Nach Ansicht des BGH besteht dieser verfassungsrechtlich gewährleistete Schutz grundsätzlich auch für einen Beteiligten, der sich durch vorangegangenes Fehlverhalten gegen die Rechtsordnung gestellt hat. Andernfalls ergäbe sich die weitreichende Folge, dass das beabsichtigte Verfahren – etwa ein Scheidungsverfahren – nicht fortgeführt werden kann, letztendlich also der Zugang zum Rechtsschutz versagt bleibt.
Folgerungen aus der Entscheidung
Ein anderer Senat des BGH hat in einer früheren Entscheidung klargestellt, dass die Aufhebung der Prozesskostenhilfebewilligung wegen falscher Angaben, die absichtlich oder aus grober Nachlässigkeit gemacht worden sind, nicht voraussetzt, dass die falschen Angaben zu einer objektiv unrichtigen Bewilligung geführt haben (BGH, Beschl. v. 10.10.2012 - IV ZB 16/12, NJW 2013, 68).
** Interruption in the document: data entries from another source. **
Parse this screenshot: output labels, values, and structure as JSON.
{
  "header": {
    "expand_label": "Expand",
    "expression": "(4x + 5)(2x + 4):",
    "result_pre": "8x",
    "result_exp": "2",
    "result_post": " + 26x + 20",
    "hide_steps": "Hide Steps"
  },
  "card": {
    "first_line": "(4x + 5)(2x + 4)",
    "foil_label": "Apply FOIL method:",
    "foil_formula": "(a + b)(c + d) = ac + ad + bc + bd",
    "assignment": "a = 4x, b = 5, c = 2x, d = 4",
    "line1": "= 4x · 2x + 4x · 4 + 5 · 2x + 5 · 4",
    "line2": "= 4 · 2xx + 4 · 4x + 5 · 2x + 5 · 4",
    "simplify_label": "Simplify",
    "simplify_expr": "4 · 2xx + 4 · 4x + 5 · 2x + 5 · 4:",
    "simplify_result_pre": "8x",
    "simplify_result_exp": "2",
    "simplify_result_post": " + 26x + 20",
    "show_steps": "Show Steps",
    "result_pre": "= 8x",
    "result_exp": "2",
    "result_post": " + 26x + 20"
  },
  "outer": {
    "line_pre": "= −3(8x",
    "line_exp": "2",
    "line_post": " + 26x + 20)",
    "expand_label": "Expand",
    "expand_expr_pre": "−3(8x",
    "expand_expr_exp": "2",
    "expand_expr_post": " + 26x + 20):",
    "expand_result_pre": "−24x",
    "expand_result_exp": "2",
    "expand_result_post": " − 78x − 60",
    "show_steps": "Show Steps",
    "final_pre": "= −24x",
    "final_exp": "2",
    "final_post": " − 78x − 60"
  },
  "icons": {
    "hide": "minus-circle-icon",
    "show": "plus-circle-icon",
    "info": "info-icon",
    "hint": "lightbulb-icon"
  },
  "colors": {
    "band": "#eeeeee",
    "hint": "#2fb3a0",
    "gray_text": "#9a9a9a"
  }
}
Folglich ist diese Norm als Verwirkungstatbestand anzusehen, bei dem es auf eine Kausalität der falschen Angaben für die Bewilligung nicht ankommt. Damit hat der Antragsteller nicht die Möglichkeit, sich in dem Entziehungsverfahren mit dem Hinweis, ohne die falschen Angaben hätte auch Verfahrenskostenhilfe bewilligt werden müssen, zu entlasten.
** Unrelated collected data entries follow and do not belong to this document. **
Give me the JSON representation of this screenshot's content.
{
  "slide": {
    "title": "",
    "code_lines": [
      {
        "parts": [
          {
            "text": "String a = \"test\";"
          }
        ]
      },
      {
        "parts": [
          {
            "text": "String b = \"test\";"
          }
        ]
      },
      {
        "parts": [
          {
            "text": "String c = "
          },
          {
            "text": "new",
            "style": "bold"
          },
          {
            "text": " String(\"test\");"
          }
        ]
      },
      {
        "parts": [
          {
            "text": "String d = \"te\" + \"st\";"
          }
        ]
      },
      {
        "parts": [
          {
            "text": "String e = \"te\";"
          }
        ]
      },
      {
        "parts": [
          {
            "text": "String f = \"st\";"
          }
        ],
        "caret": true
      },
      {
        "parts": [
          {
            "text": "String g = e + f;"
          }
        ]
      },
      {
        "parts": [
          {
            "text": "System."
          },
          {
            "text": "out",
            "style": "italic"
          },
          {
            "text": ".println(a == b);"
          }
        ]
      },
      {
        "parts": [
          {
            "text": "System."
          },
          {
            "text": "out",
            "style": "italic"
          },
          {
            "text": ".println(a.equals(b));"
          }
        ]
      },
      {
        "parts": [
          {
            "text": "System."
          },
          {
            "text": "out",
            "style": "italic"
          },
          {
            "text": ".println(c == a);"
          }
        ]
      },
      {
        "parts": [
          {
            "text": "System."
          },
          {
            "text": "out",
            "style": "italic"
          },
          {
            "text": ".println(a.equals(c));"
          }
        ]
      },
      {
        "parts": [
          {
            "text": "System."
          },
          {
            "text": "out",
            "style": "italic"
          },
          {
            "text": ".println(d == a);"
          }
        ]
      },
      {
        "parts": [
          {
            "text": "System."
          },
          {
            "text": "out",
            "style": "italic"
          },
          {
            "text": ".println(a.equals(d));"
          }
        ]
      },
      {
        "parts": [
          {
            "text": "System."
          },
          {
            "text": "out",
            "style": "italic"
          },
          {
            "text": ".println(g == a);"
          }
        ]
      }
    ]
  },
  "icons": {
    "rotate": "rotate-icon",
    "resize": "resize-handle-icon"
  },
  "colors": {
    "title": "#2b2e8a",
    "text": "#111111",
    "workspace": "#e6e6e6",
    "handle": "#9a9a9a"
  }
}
Die Entscheidungen des BGH vom 10.01.2018 (XII ZB 287/17) und vom 19.08.2015 (XII ZB 208/15) gewähren nun selbst einem Antragsteller, dem im ersten Verfahren nur wegen eines offensichtlichen Betruges Verfahrenskostenhilfe bewilligt worden ist und dem nach der Entdeckung dieses Betruges die Verfahrenskostenhilfe entzogen worden ist, ohne Einschränkung eine Neubewilligung zu beantragen. Ob diese Konsequenz durch die vom BGH als Begründung herangezogene verfassungsrechtliche Gleichbehandlung von Unbemittelten und Bemittelten tatsächlich geboten ist, kann durchaus bezweifelt werden.
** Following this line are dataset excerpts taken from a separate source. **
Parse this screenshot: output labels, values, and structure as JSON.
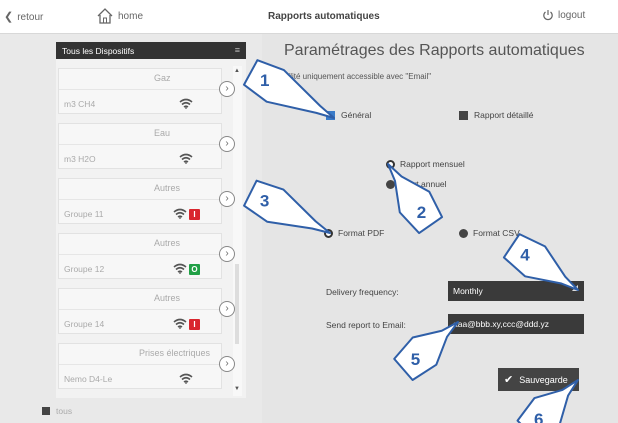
{
  "topbar": {
    "back_label": "retour",
    "home_label": "home",
    "title": "Rapports automatiques",
    "logout_label": "logout"
  },
  "sidebar": {
    "header": "Tous les Dispositifs",
    "devices": [
      {
        "category": "Gaz",
        "name": "m3 CH4",
        "badge": null
      },
      {
        "category": "Eau",
        "name": "m3 H2O",
        "badge": null
      },
      {
        "category": "Autres",
        "name": "Groupe 11",
        "badge": {
          "text": "I",
          "color": "#d9262e"
        }
      },
      {
        "category": "Autres",
        "name": "Groupe 12",
        "badge": {
          "text": "O",
          "color": "#21a046"
        }
      },
      {
        "category": "Autres",
        "name": "Groupe 14",
        "badge": {
          "text": "I",
          "color": "#d9262e"
        }
      },
      {
        "category": "Prises électriques",
        "name": "Nemo D4-Le",
        "badge": null
      }
    ],
    "footer_label": "tous"
  },
  "main": {
    "title": "Paramétrages des Rapports automatiques",
    "note": "bilité uniquement accessible avec \"Email\"",
    "report_type": {
      "general": "Général",
      "detailed": "Rapport détaillé",
      "selected": "general"
    },
    "period": {
      "monthly": "Rapport mensuel",
      "annual": "port annuel",
      "selected": "monthly"
    },
    "format": {
      "pdf": "Format PDF",
      "csv": "Format CSV",
      "selected": "pdf"
    },
    "delivery_label": "Delivery frequency:",
    "delivery_value": "Monthly",
    "email_label": "Send report to Email:",
    "email_value": "aaa@bbb.xy,ccc@ddd.yz",
    "save_label": "Sauvegarde"
  },
  "callouts": [
    "1",
    "2",
    "3",
    "4",
    "5",
    "6"
  ],
  "colors": {
    "accent": "#3a7bc8",
    "callout_fill": "#ffffff",
    "callout_border": "#2f5fa8"
  }
}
Der Hinweis des BGH, durch eine mögliche Neubewilligung der Verfahrenskostenhilfe auf den neu gestellten Antrag blieben die vorherigen Falschangaben auch nicht sanktionslos, da die erneute Verfahrenskostenhilfe nur ab neuer Antragstellung zu bewilligen ist und von der erneuten Bewilligung die bis dahin angefallenen Kosten nicht erfasst würden, sondern nur die ab dem erneuten Antrag neu anfallenden Kosten, ist da nur ein schwacher Trost.
Praxishinweis
In der anwaltlichen Praxis besonders zu beachten ist aber die Tatsache, dass durch die Vorlage eines falsch ausgefüllten Formulars und die daraufhin erfolgte – unberechtigte – Bewilligung von Verfahrenskostenhilfe das strafrechtlich relevante Verhalten eines Betruges erfüllt ist. Auch dann, wenn vor der Bewilligung auf Nachfrage des Gerichts Angaben im Formular korrigiert werden müssen, steht jedenfalls der Vorwurf eines versuchten Betruges im Raum, der durch die spätere Korrektur der Angaben nach der Entdeckung ihrer Unrichtigkeit nicht beseitigt wird!
Es ist ratsam, die Mandantschaft eindringlich nicht nur auf die Verpflichtung zu wahrheitsgemäßen Angaben, sondern auch auf diese strafrechtlichen Risiken hinzuweisen!